(Foto: Fernando Alvim/Clube de Engenharia)
Fonte: Clube de Engenharia
Representantes de trabalhadores do setor elétrico brasileiro e diferentes setores da sociedade, reunidos no Clube de Engenharia em 21 de setembro, discutiram a polêmica reorganização proposta pelo governo federal para o Sistema Eletrobras. O evento foi mais uma iniciativa no sentido de promover discussões sobre privatização, soberania nacional e o papel da energia e da Engenharia no desenvolvimento do país.
Pedro Celestino, presidente do Clube de Engenharia, iniciou o seminário convocando os trabalhadores do setor elétrico a mobilizarem os colegas contra a privatização da Eletrobras. “O rolo compressor que está no poder não tem o menor compromisso com a sociedade brasileira, com a soberania, com o desenvolvimento e com a democracia.
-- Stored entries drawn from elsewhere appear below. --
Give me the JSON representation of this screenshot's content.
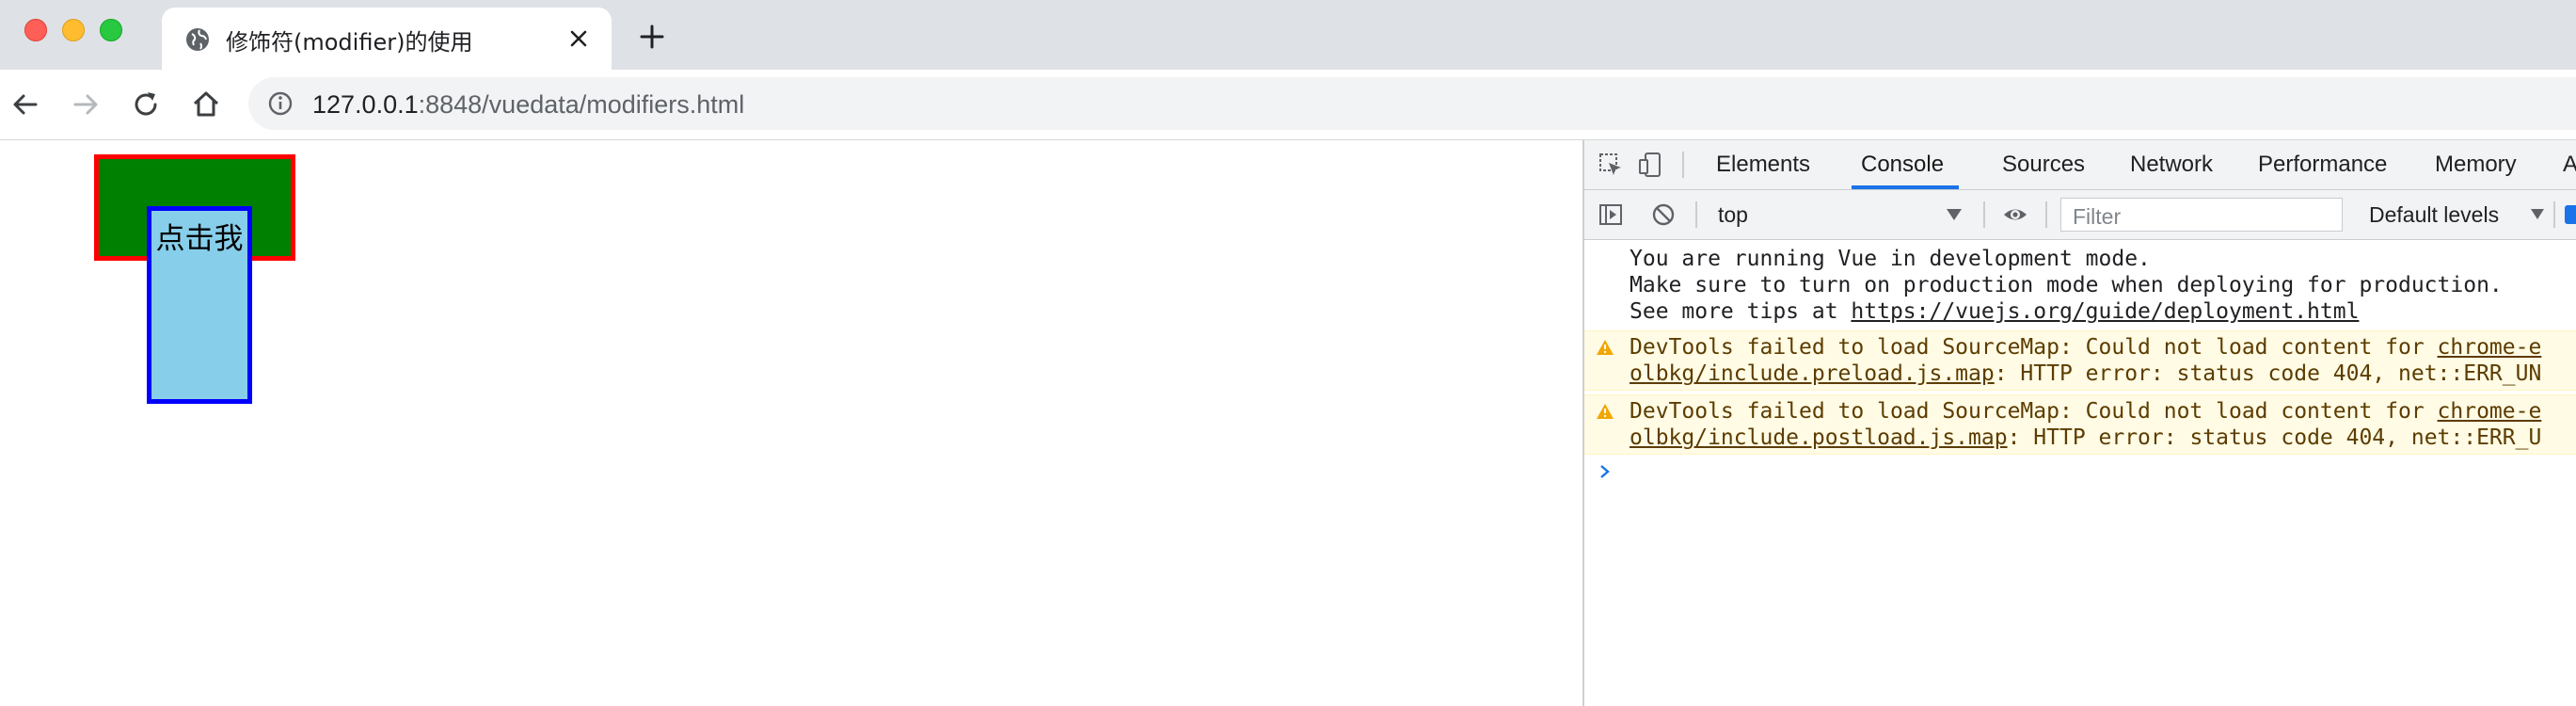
{
  "window": {
    "tab_title": "修饰符(modifier)的使用",
    "url_host": "127.0.0.1",
    "url_rest": ":8848/vuedata/modifiers.html"
  },
  "page": {
    "inner_box_label": "点击我"
  },
  "devtools": {
    "tabs": [
      "Elements",
      "Console",
      "Sources",
      "Network",
      "Performance",
      "Memory",
      "A"
    ],
    "active_tab": "Console",
    "context": "top",
    "filter_placeholder": "Filter",
    "levels": "Default levels",
    "messages": {
      "info_line1": "You are running Vue in development mode.",
      "info_line2": "Make sure to turn on production mode when deploying for production.",
      "info_line3_prefix": "See more tips at ",
      "info_line3_link": "https://vuejs.org/guide/deployment.html",
      "warn1_prefix": "DevTools failed to load SourceMap: Could not load content for ",
      "warn1_link_a": "chrome-e",
      "warn1_link_b": "olbkg/include.preload.js.map",
      "warn1_suffix": ": HTTP error: status code 404, net::ERR_UN",
      "warn2_prefix": "DevTools failed to load SourceMap: Could not load content for ",
      "warn2_link_a": "chrome-e",
      "warn2_link_b": "olbkg/include.postload.js.map",
      "warn2_suffix": ": HTTP error: status code 404, net::ERR_U"
    }
  },
  "colors": {
    "outer_fill": "#008000",
    "outer_border": "#ff0000",
    "inner_fill": "#87ceeb",
    "inner_border": "#0000ff",
    "accent": "#1a73e8"
  },
  "icons": [
    "globe-icon",
    "close-icon",
    "plus-icon",
    "back-arrow-icon",
    "forward-arrow-icon",
    "reload-icon",
    "home-icon",
    "info-icon",
    "inspect-icon",
    "device-toolbar-icon",
    "sidebar-toggle-icon",
    "clear-console-icon",
    "eye-icon",
    "warning-icon",
    "prompt-chevron-icon"
  ]
}
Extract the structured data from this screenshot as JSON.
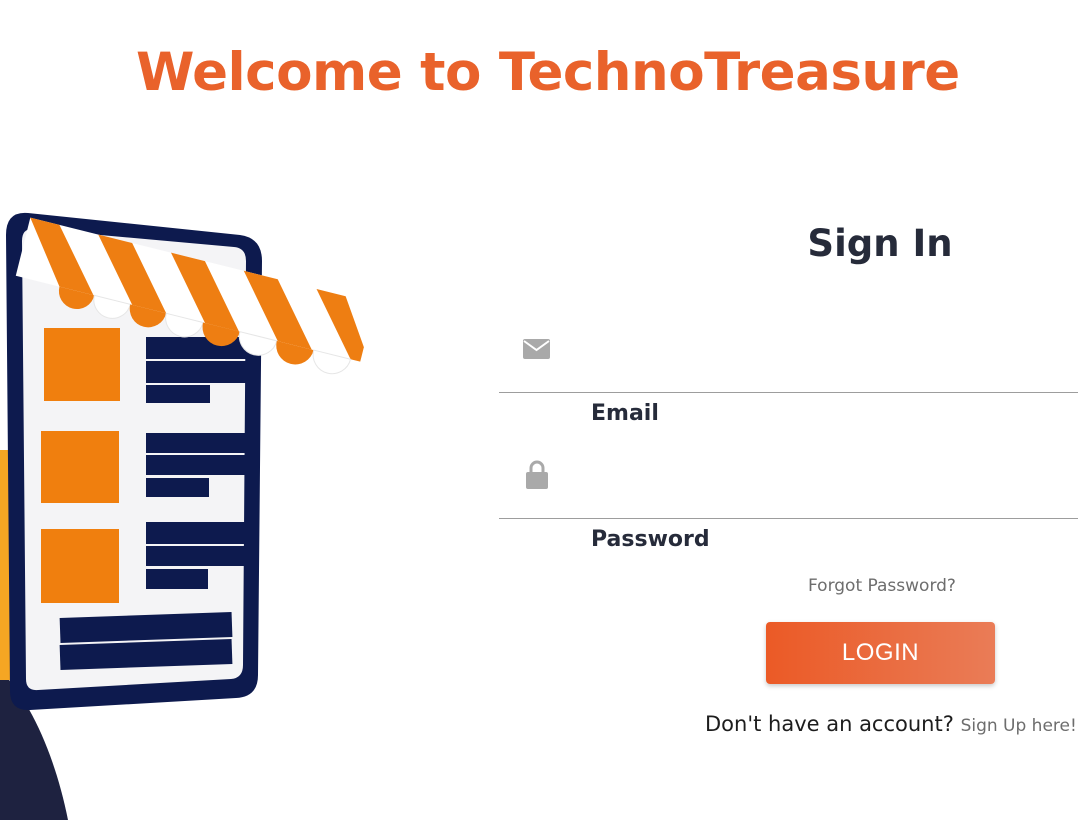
{
  "header": {
    "title": "Welcome to TechnoTreasure"
  },
  "illustration": {
    "name": "online-store-illustration"
  },
  "form": {
    "title": "Sign In",
    "email": {
      "label": "Email",
      "value": "",
      "icon": "envelope-icon"
    },
    "password": {
      "label": "Password",
      "value": "",
      "icon": "lock-icon"
    },
    "forgot_label": "Forgot Password?",
    "login_label": "LOGIN",
    "signup_prompt": "Don't have an account?",
    "signup_link": "Sign Up here!"
  },
  "colors": {
    "accent": "#e9622b",
    "button_start": "#eb5a26",
    "button_end": "#ea7c57",
    "text_dark": "#262b3a",
    "illustration_navy": "#0d1a4e",
    "illustration_orange": "#f07f0e"
  }
}
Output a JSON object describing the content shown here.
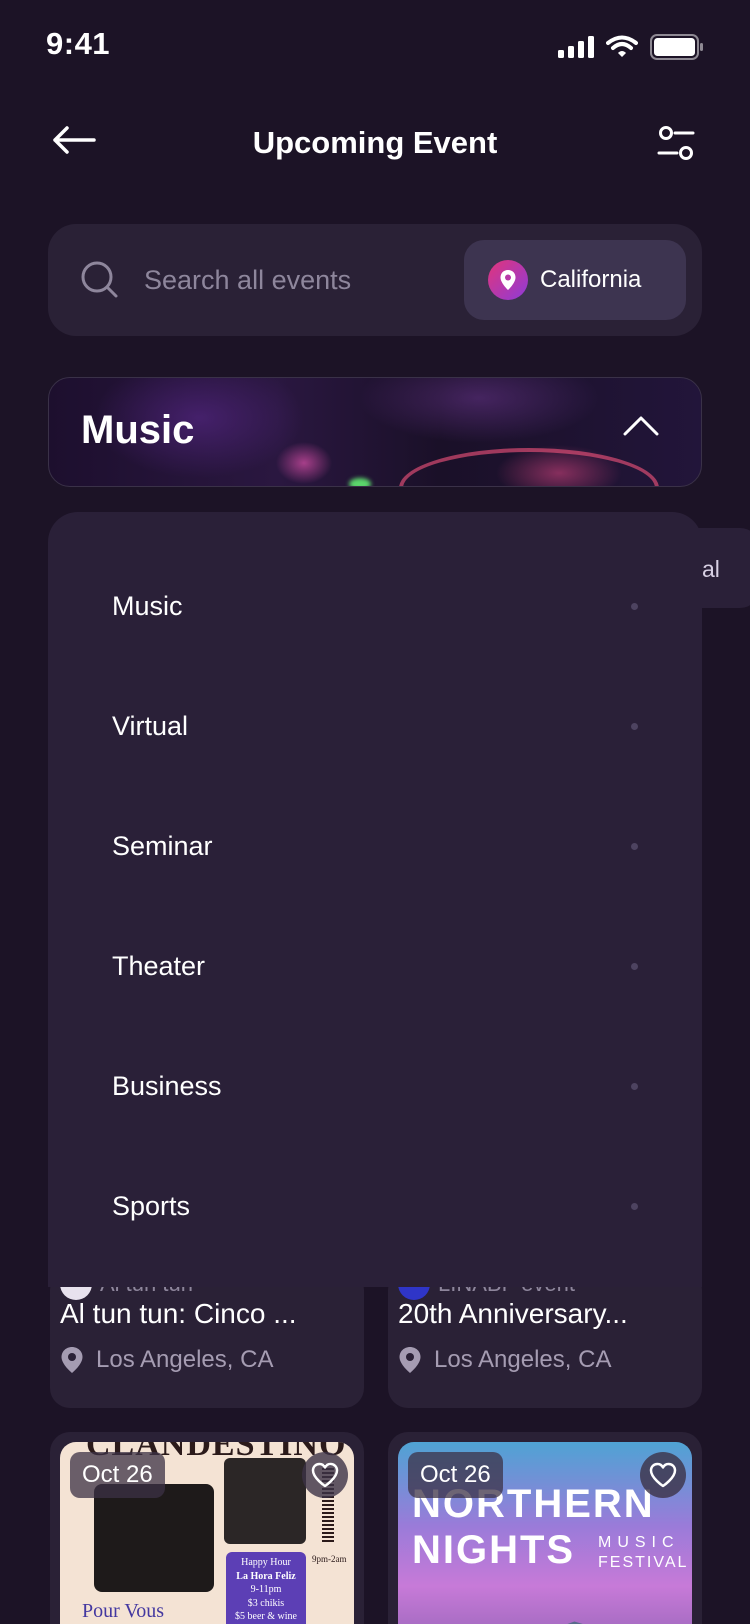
{
  "status_bar": {
    "time": "9:41"
  },
  "header": {
    "title": "Upcoming Event"
  },
  "search": {
    "placeholder": "Search all events",
    "location": "California"
  },
  "category_banner": {
    "title": "Music"
  },
  "dropdown": {
    "items": [
      {
        "label": "Music"
      },
      {
        "label": "Virtual"
      },
      {
        "label": "Seminar"
      },
      {
        "label": "Theater"
      },
      {
        "label": "Business"
      },
      {
        "label": "Sports"
      }
    ]
  },
  "peek_tab": {
    "label": "al"
  },
  "events": [
    {
      "organizer": "Al tun tun",
      "title": "Al tun tun: Cinco ...",
      "location": "Los Angeles, CA"
    },
    {
      "organizer": "LINABF event",
      "title": "20th Anniversary...",
      "location": "Los Angeles, CA"
    },
    {
      "date": "Oct 26",
      "poster_text": [
        "CLANDESTINO",
        "Pour Vous",
        "Happy Hour",
        "La Hora Feliz",
        "9-11pm",
        "$3 chikis",
        "$5 beer & wine",
        "9pm-2am"
      ]
    },
    {
      "date": "Oct 26",
      "poster_text": [
        "NORTHERN",
        "NIGHTS",
        "MUSIC",
        "FESTIVAL"
      ]
    }
  ],
  "colors": {
    "background": "#1c1326",
    "surface": "#2a2136",
    "accent_start": "#e2357a",
    "accent_end": "#8d3bd9"
  }
}
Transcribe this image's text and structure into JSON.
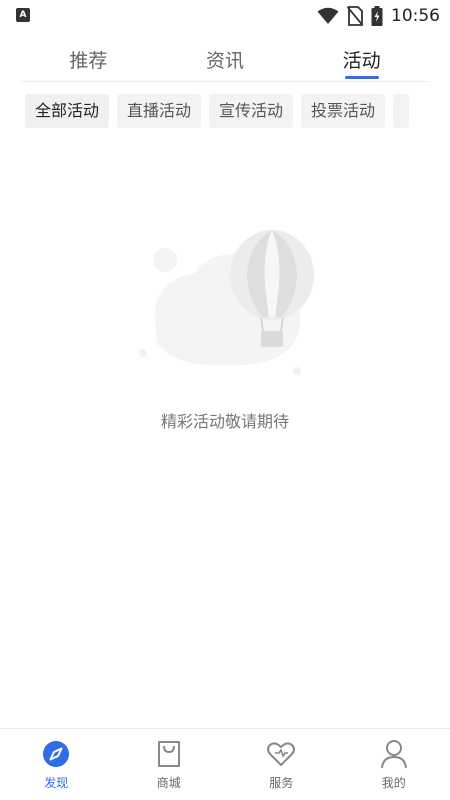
{
  "status_bar": {
    "app_badge": "A",
    "time": "10:56",
    "icons": [
      "wifi-icon",
      "no-sim-icon",
      "battery-charging-icon"
    ]
  },
  "top_tabs": [
    {
      "label": "推荐",
      "active": false
    },
    {
      "label": "资讯",
      "active": false
    },
    {
      "label": "活动",
      "active": true
    }
  ],
  "filter_chips": [
    {
      "label": "全部活动",
      "selected": true
    },
    {
      "label": "直播活动",
      "selected": false
    },
    {
      "label": "宣传活动",
      "selected": false
    },
    {
      "label": "投票活动",
      "selected": false
    }
  ],
  "empty_state": {
    "illustration": "hot-air-balloon-icon",
    "message": "精彩活动敬请期待"
  },
  "bottom_nav": [
    {
      "label": "发现",
      "icon": "compass-icon",
      "active": true
    },
    {
      "label": "商城",
      "icon": "shopping-bag-icon",
      "active": false
    },
    {
      "label": "服务",
      "icon": "heart-icon",
      "active": false
    },
    {
      "label": "我的",
      "icon": "user-icon",
      "active": false
    }
  ],
  "colors": {
    "accent": "#2f6ee5",
    "chip_bg": "#f3f3f3",
    "text_muted": "#777777"
  }
}
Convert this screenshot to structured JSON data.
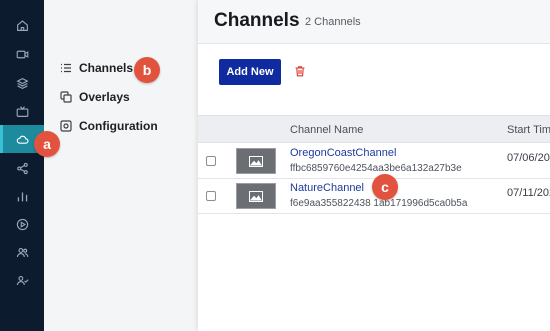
{
  "rail": {
    "items": [
      {
        "icon": "home-icon"
      },
      {
        "icon": "video-icon"
      },
      {
        "icon": "layers-icon"
      },
      {
        "icon": "tv-icon"
      },
      {
        "icon": "cloud-icon",
        "active": true
      },
      {
        "icon": "share-icon"
      },
      {
        "icon": "bar-chart-icon"
      },
      {
        "icon": "play-circle-icon"
      },
      {
        "icon": "users-icon"
      },
      {
        "icon": "user-check-icon"
      }
    ]
  },
  "subnav": {
    "items": [
      {
        "label": "Channels",
        "icon": "list-icon"
      },
      {
        "label": "Overlays",
        "icon": "overlay-icon"
      },
      {
        "label": "Configuration",
        "icon": "settings-icon"
      }
    ]
  },
  "header": {
    "title": "Channels",
    "count": "2 Channels"
  },
  "toolbar": {
    "add_label": "Add New",
    "delete_icon": "trash-icon"
  },
  "table": {
    "columns": [
      "Channel Name",
      "Start Tim"
    ],
    "rows": [
      {
        "name": "OregonCoastChannel",
        "id": "ffbc6859760e4254aa3be6a132a27b3e",
        "date": "07/06/20"
      },
      {
        "name": "NatureChannel",
        "id": "f6e9aa355822438 1ab171996d5ca0b5a",
        "date": "07/11/202"
      }
    ]
  },
  "annotations": {
    "a": "a",
    "b": "b",
    "c": "c"
  },
  "colors": {
    "rail_bg": "#0d1b2e",
    "rail_active": "#1d8a9e",
    "primary_button": "#0f2b9f",
    "link": "#1e3b9a",
    "badge": "#e2533f",
    "trash": "#d9372b"
  }
}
Vocês, trabalhadores do setor elétrico, são as primeiras vítimas do processo. Então, a primeira missão de vocês é convencer os colegas a sair do imobilismo. Essa é uma luta que tem por fim garantir a segurança do sistema elétrico em benefício da nossa sociedade, do nosso desenvolvimento, como serviço de utilidade pública”, disse ele.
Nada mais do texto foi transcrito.